I. Public Health Nutrition
I am interested in maternal health literacy, and health communication and promotion in low-income communities in sub-Saharan Africa. Applying the tools of epidemiology, I aim to assess the determinants of poor maternal and child health outcomes, including but not limited to dietary diversity, maternal and infant nutritional status, and maternal access to health information. I use mixed methods to conduct interdisciplinary work that critically constructs research questions aimed to address the inequalities and injustices that shape the social determinants of health for women and children. The long-term goal for my research in public health nutrition is to co-formulate, through community engaged research, suitable and sustainable nutrition education solutions to improve the health outcomes of women and children in sub-Saharan Africa.

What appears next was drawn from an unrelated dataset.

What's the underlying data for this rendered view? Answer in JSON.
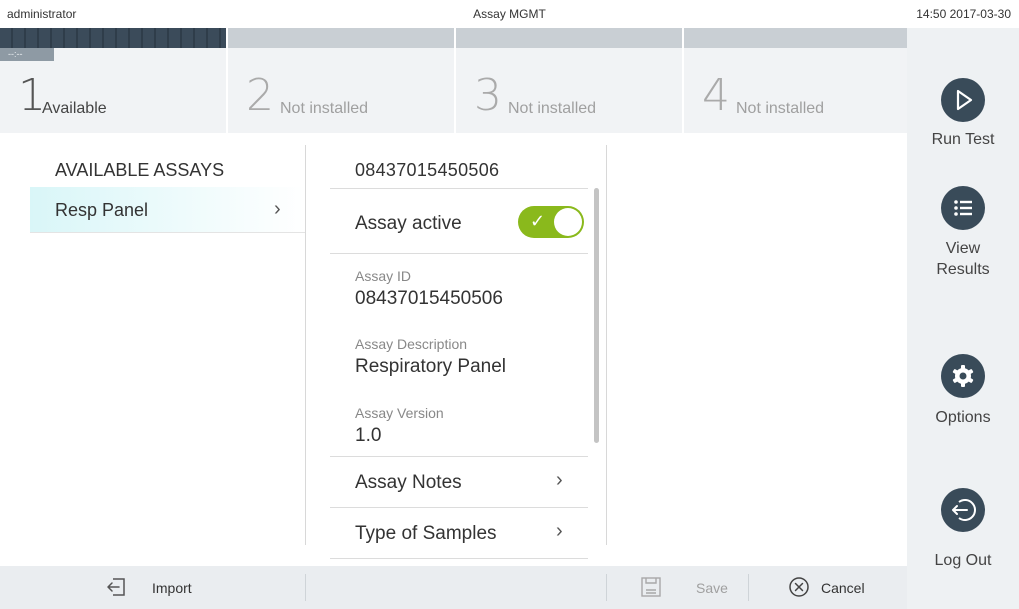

II. Clinical Nutrition Research
I aim to combine my knowledge and expertise in nutrition and dietetics with my skills in epidemiology to design clinical nutrition projects that aim to improve health care delivery to patients. These include continuous professional development workshops for healthcare providers, and assessment of nutritional status, health literacy, and health disparities among patients. Currently, I have conducted research examining Ghanaian clinical nutrition professional’s knowledge, attitudes and practices regarding enteral and parenteral nutrition support delivery, and curated professional development workshops to help bridge identified gaps. I aim to continue to collaborate with the leadership of the Ghana Academy of Nutrition and Dietetics as they developed standard guidelines for the delivery of nutrition support services in the clinical setting in Ghana.
III. Feminist Health Studies
My research intentionally engages and employs feminist thinking to examine the lived and intersubjective experiences of women and the structures of marginalization that leave them underserved. Using focus group discussions, I identified that patriarchal norms, including spousal control, coercion, and financial abuse, coupled with inadequate social safety nets and language translation services, affected women’s access and adherence to nutrition education guidelines. These observations reiterate the fact that complex structures and social relations are the fundamental basis of health disparities. Using critical theory, I aim to continue to employ these approaches in my health studies to help answer important questions about interpersonal and systemic discrimination, as well as invite women to become active participants in their empowerment. I am also interested in questions of reproductive justice, specifically, the impact of transnational currents of reproductive travel on access to assisted reproductive technologies for women in the global south.
IV. Feminist Food Studies
The social roles that food performs are complexly intertwined with identity and meaning making; making food a question of political subjectivity and a practical subject for critical cultural inquiry about gender relations, class formation, and capitalistic determinants of health. My project therefore aims to use feminist theory to examine subjective notions of food coupled with the formation of gendered beauty ideals, and how these have played key roles in creating technologies that produce and profit from dysmorphia. I share reflexive pieces from my work not only in academic journals, but also on my personal blog and social media pages, as essays, and poetry.